Once everything is loaded into the hash, the hash is printed out in formatted form.

print("\n");
for my $e (sort keys %H) {
    my $He = \%H{$e};
    my $url = 
    printf("[%s]: %s\n", $H{$e}{'entry'},
        exists($H{$e}{'doi'}) ? 'https://doi.org/'.$H{$e}{'doi'}
        : exists($H{$e}{'url'}) ? $H{$e}{'url'} : '#Literature');
}
print("\n");

for my $e (sort keys %H) {
    my ($He,$date,$journal) = (\$H{$e},"","");
    if (exists($$He->{'year'}) && exists($$He->{'month'}) && exists($$He->{'day'})) {
        $date = sprintf("%02d-%s-%d", $$He->{'year'}, $$He->{'month'}, $$He->{'day'});
    } elsif (exists($$He->{'year'}) && exists($$He->{'month'})) {
        my $m = $$He->{'month'};
        $date = "\u$m" . "-" . 	$$He->{'year'};
    } elsif (exists($$He->{'year'})) {
        $date = $$He->{'year'};
    }
    if (exists($$He->{'journal'})) {
        my $t = $$He->{'journal'};
        $journal = ", " . ((substr($t,0,1) eq '\\') ? $Journals{$t} : $t);
        $journal .= ", Vol. " . $$He->{'volume'} if (exists($$He->{'volume'}));
        $journal .= ", Nr. " . $$He->{'number'} if (exists($$He->{'number'}));
        $journal .= ", pp. " . $$He->{'pages'} if (exists($$He->{'pages'}));
    }

    printf("1. \\[%s\\] %s: _%s_, %s%s%s\n", $H{$e}{'entry'}, $H{$e}{'author'},
        defined($H{$e}{'title'}) ? $H{$e}{'title'} : $H{$e}{'howpublished'},
        $date, $journal,
        exists($H{$e}{'doi'}) ? ', https://doi.org/'.$H{$e}{'doi'}
        : exists($H{$e}{'url'}) ? ', ' . $H{$e}{'url'} : ''
    );
}

The output of this blogbibtex script is then appended to the output of the previous script blogparsec.

6. Open issues. I had already worked for two days on these two Perl scripts and wanted to finish it. Therefore the following topics are not adressed but can be solved quite easily.

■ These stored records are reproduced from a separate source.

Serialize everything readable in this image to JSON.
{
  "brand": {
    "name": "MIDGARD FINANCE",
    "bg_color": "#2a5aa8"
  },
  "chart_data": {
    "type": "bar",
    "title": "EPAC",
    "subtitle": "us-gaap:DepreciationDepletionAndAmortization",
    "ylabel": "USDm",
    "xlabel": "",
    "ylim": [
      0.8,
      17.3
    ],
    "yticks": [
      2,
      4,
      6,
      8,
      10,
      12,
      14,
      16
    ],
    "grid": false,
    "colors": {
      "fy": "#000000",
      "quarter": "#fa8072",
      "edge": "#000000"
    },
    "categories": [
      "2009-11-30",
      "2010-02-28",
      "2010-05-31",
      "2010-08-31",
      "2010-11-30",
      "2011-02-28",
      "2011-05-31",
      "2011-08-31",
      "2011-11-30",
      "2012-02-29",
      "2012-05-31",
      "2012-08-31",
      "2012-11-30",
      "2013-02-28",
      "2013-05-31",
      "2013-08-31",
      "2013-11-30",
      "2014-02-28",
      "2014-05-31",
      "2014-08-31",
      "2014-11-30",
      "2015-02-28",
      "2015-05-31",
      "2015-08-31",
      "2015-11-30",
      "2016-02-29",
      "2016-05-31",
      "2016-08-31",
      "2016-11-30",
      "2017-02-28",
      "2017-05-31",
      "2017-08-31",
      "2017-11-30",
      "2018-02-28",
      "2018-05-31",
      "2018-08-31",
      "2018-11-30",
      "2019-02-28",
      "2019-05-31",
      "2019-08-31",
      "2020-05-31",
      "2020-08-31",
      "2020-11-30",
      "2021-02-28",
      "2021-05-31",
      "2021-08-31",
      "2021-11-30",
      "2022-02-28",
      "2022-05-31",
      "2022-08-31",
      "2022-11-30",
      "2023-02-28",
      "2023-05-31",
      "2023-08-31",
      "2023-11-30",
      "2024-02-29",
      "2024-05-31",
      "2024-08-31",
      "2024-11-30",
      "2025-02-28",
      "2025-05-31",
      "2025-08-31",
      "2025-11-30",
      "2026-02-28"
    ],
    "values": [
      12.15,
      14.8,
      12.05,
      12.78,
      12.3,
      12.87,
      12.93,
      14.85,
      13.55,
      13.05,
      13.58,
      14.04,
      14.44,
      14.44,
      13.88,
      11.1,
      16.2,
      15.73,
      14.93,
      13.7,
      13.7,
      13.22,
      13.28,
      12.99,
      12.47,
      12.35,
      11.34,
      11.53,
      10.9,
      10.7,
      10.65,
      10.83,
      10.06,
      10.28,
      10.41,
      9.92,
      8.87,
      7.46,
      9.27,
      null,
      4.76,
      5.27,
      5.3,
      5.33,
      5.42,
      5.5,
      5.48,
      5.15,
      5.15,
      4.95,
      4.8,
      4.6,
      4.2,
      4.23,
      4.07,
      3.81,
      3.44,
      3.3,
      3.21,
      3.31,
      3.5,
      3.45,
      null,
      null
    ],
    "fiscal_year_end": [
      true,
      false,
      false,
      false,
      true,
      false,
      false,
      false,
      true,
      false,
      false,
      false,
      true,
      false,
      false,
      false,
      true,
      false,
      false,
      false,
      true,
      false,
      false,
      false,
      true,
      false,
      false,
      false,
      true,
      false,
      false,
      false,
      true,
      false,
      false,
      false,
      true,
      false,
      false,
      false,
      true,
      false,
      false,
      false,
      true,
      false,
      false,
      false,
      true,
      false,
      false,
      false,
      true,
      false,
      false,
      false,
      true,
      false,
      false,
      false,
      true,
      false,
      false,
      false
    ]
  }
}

There are still some stray curly braces, which should be removed.
Back and forward references, i.e., all these still visible \Cref tags should be converted using link references in Markdown.
LaTeX table were converted manually, should be fully automatic.
Converting the \begin{algorithm} and \end{algorithm} probably is a lot trickier, as it needs extra CSS to work properly.